事情を教えてもらおうと、近くにいたクラスメイトの女子に声をかける。
「なんか騒がしいみたいだけど」
「あっ、まやま君……」
名前を間違えられたことは聞き流そう。
「あっちのチームの先輩が、ちょっとアレみたいで」
「アレって」
「元野球部でしかも元エースなんだって。それなのに野球を選択して、しかもピッチャーをやってるのは卑怯だって、こっちから文句言った子がいたの。

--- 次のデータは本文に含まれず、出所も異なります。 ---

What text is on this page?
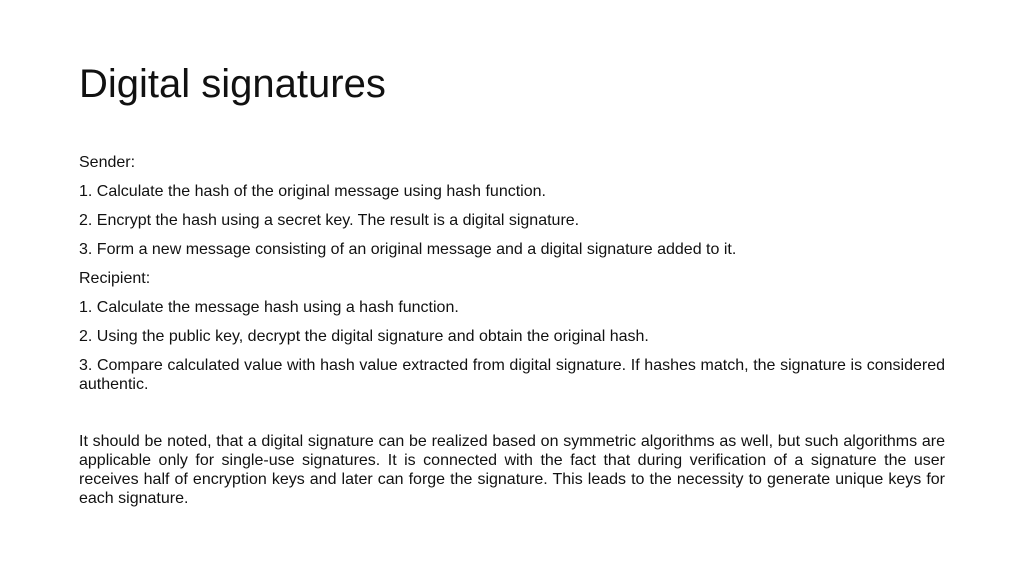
Digital signatures

Sender:

1. Calculate the hash of the original message using hash function.

2. Encrypt the hash using a secret key. The result is a digital signature.

3. Form a new message consisting of an original message and a digital signature added to it.

Recipient:

1. Calculate the message hash using a hash function.

2. Using the public key, decrypt the digital signature and obtain the original hash.

3. Compare calculated value with hash value extracted from digital signature. If hashes match, the signature is considered authentic.

It should be noted, that a digital signature can be realized based on symmetric algorithms as well, but such algorithms are applicable only for single-use signatures. It is connected with the fact that during verification of a signature the user receives half of encryption keys and later can forge the signature. This leads to the necessity to generate unique keys for each signature.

そしたらケンカみたいになっちゃって」
「ああ、そういうこと」
「今は実行委員の人がやんわり間に入ってるところ」
対戦相手である2-3組は前の試合、確か完封の上に大量リードで勝利していた。
騒動の中心にふたたび目を向ける。
元エースは2年生。それに対処している実行委員は2人いた。どちらも押しの弱そうな女子生徒のせいか、元エースは調子づいて文句を垂れ流していた。
「お前じゃ話にならねーから責任者を呼んで来いよ」「他の競技でもいるだろ、元サッカー部とか元バスケ部で試合に出てるやつ」「先生じゃねーよ、生徒会長とかいるだろ」「場所がわからねえなら呼び出せよ」
などなど、元エースの剣幕は収まらない。
元野球部といっても、二年生ならば引退ではなく中途退部だ。それに、元エースということは、直路にエースの座を奪われた先輩だろう。その苛立ちを球技大会にぶつけているのだとしたら、だいぶ痛々しい行動である。
それとも、あの先輩も僕と同じなのだろうか。久しぶりに試合で活躍して、女子にチヤホヤされちゃったりして、調子に乗ってしまっているのかもしれない。次も完封するぜ、キミの瞳にフォークボール、とか言っちゃったのかもしれない。だったらもう後には引けないだろう。
「こういうのってどう対応する――」
問いかけるよりも早く、繭墨は動いていた。ポニーテールを揺らしながら、人だかりの中心にいる相手チームのピッチャーへと近づいていく。実行委員としての責任感からの行動だろう。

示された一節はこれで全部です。